When SQL queries result in hundreds and then thousands of records being pulled into an application, memory starts to become a real problem, and that hits performance.
It's pretty rare that a user will want to view 40,000 records in one go, so most applications will present the data to a user across a number of pages. So why pull all that data into the application only to show the user a fraction of the records (probably never more than 100 records at any one time)?
Typically, when working with embeded SQL, the application will handle a lot more data than necessary.
Really, we only ever want to call the records that we’re going to display on a particular page.

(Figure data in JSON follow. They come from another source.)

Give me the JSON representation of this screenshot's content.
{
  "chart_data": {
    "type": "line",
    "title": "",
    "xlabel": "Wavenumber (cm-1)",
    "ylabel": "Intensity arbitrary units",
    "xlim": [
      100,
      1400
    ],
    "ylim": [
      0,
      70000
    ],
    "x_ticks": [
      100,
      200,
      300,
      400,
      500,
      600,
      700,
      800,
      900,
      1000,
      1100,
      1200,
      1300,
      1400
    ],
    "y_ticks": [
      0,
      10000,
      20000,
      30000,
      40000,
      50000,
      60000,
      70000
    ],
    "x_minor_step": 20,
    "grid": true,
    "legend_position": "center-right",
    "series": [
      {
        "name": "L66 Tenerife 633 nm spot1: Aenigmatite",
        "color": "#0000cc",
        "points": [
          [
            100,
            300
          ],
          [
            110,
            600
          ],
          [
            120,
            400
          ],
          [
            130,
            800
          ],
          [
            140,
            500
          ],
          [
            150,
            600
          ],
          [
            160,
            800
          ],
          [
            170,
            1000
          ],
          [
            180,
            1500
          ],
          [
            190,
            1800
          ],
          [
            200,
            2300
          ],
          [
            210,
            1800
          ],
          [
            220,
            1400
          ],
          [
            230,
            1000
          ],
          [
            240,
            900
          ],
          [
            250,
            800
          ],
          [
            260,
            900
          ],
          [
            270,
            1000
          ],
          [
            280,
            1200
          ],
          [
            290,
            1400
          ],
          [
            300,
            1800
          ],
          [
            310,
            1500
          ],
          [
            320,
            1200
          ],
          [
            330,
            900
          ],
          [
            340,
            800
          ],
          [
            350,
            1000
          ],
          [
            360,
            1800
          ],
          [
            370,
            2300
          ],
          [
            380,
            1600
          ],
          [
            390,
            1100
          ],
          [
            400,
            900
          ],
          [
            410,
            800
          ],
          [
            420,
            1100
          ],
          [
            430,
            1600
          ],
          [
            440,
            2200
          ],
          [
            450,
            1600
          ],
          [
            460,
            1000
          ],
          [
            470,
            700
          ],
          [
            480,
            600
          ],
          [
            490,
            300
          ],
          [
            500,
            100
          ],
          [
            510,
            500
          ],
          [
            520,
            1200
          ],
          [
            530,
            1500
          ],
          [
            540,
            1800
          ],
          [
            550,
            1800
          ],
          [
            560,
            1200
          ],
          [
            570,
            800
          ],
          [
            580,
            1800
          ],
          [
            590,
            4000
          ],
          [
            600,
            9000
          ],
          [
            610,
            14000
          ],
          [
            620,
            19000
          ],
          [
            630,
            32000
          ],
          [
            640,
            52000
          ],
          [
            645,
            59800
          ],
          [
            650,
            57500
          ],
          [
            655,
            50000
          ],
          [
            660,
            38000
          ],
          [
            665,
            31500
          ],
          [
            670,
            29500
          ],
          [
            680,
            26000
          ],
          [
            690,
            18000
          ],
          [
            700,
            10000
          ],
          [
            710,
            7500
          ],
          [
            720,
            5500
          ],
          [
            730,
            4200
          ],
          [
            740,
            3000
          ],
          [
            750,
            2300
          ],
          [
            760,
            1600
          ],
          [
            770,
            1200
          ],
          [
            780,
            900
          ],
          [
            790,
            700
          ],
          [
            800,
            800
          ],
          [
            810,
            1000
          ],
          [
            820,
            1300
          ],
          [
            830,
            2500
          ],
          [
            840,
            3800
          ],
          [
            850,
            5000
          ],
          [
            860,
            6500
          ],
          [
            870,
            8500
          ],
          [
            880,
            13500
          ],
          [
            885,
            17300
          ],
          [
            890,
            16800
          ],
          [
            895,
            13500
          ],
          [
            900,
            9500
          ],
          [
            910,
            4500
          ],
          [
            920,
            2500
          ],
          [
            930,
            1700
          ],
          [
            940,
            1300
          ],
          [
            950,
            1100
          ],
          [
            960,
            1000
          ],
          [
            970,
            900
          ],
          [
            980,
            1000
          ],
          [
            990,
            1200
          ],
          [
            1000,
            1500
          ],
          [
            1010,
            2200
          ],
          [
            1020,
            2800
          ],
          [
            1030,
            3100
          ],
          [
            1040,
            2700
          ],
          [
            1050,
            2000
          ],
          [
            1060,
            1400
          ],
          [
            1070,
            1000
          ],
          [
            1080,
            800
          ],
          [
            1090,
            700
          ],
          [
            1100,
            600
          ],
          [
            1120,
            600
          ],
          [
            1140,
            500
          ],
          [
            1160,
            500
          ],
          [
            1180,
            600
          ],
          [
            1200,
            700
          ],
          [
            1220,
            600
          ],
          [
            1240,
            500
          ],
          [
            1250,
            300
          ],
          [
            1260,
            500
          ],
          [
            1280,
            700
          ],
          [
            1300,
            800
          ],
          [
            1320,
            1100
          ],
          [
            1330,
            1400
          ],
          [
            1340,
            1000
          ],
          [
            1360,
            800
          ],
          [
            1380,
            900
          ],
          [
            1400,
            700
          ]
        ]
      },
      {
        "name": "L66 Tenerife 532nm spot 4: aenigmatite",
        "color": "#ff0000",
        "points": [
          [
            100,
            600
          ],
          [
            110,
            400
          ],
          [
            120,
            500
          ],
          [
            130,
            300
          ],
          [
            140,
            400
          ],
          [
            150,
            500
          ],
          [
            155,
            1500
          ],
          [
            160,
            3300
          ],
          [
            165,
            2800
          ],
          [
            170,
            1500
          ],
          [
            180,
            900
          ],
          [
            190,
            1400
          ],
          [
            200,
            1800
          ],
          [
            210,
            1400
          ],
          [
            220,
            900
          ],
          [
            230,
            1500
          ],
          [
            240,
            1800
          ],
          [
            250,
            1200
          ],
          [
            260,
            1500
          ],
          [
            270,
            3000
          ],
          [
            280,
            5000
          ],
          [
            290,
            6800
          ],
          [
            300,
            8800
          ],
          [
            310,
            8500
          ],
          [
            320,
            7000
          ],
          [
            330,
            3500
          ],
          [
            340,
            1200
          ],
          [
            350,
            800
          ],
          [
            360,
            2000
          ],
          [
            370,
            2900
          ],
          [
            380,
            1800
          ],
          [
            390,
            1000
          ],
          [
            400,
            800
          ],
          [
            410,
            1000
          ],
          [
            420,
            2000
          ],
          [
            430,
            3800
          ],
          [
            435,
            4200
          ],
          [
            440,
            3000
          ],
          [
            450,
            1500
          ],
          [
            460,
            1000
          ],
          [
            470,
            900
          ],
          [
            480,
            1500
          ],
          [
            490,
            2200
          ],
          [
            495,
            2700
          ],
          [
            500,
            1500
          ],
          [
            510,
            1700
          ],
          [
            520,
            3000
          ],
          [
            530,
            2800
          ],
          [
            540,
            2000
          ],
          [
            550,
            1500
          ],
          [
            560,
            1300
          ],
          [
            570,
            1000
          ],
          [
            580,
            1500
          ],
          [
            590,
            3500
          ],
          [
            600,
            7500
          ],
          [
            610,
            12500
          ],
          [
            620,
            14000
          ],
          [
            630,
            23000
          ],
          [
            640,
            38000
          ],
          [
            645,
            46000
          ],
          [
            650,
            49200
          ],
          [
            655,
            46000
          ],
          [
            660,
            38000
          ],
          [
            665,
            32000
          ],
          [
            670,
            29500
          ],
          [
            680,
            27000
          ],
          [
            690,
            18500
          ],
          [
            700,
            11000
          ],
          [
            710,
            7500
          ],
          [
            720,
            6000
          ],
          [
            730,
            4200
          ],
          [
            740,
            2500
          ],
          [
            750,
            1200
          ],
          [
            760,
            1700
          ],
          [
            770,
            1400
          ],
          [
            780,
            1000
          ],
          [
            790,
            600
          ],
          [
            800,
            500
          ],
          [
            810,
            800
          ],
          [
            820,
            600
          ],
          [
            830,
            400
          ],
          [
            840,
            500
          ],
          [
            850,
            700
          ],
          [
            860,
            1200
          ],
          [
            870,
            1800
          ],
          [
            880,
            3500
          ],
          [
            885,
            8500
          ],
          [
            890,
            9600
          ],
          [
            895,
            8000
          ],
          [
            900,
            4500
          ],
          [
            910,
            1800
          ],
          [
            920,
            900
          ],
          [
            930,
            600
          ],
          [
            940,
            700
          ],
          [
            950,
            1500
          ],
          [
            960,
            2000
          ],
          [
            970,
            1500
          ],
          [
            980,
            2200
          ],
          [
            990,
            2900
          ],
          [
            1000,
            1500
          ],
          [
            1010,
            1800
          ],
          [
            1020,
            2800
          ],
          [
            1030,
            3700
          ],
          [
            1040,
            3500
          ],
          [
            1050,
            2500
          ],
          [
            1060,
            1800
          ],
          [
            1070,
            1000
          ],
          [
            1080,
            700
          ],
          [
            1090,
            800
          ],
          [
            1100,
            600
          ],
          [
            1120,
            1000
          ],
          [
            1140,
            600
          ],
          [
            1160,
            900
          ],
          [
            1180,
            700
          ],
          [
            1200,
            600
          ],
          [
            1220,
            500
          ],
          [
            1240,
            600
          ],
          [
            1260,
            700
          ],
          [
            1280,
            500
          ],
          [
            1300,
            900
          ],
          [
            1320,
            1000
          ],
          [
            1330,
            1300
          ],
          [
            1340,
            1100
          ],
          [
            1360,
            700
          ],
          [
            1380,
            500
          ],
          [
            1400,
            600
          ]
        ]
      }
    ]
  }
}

"Select * from Orders" isn't going to cut it.
Developers working on MySQL have a very easy solution. Limit. We can easily get the specific number of records that we want to display on a page.
This will give us the first 10 records (our first page):
"Select * FROM Orders Limit 10"
This will give us the next 10 (page 2):
"Select * FROM Orders Limit 10, 10"
However developers working with SQL Server don’t have access to this very handy "Limit" option (that MySQL has been allowing developers to use for as long as I can remember), but there is a simple alternative.
Some of the more up to date Microsoft options (such as Linq-to-SQL), or indeed utilising Stored Procedures, make this a lot easier, but we need to support those applications that didn’t benefit from such “modern advancements”.
And, although it’s not as simple as "Limit", it’s only a few lines of code, and is well worthwhile.
The solution is to run the query by proxy. We can create our normal query, but we won’t run this query ourselves. We’ll ask another query to run it for us, eliminate all of the records that we're not interested in and pass us the ones that we are interested in.
So, starting with our standard query, we need to make one small tweak. We want to know the index of each row that we’ve retrieved. We can do this by adding an additional column RowNumber as follows:
SELECT *, ROW_NUMBER() OVER (ORDER BY OrderDate) AS 'RowNumber' FROM Orders
Note that we need to supply an order by here. This is important, but you can simply use the identity (e.g. OrderID) if needed).
If we run this query, we'll receive the full set of results, with the addition of our new RowNumber column.
Any required filtering should be added to this initial query (such as "Where CustomerID=10"). We want to get a full set of results here.
This is where we start to notice the real change. Below we have a piece of SQL that can be heavily reused.
The following SQL Query will run our requested search through the data and return a subset of the data. Our paged data.
WITH TheTable AS
(SELECT *, ROW_NUMBER() OVER (ORDER BY OrderDate) AS 'RowNumber' FROM Orders)
SELECT * FROM TheTable
WHERE RowNumber BETWEEN 11 AND 20
ORDER BY RowNumber
You'll notice our initial query embedded within this larger query. This, along with the numbers (11 & 20) control that data that we get back. The rest is totally generic and will save your application a great deal of memory.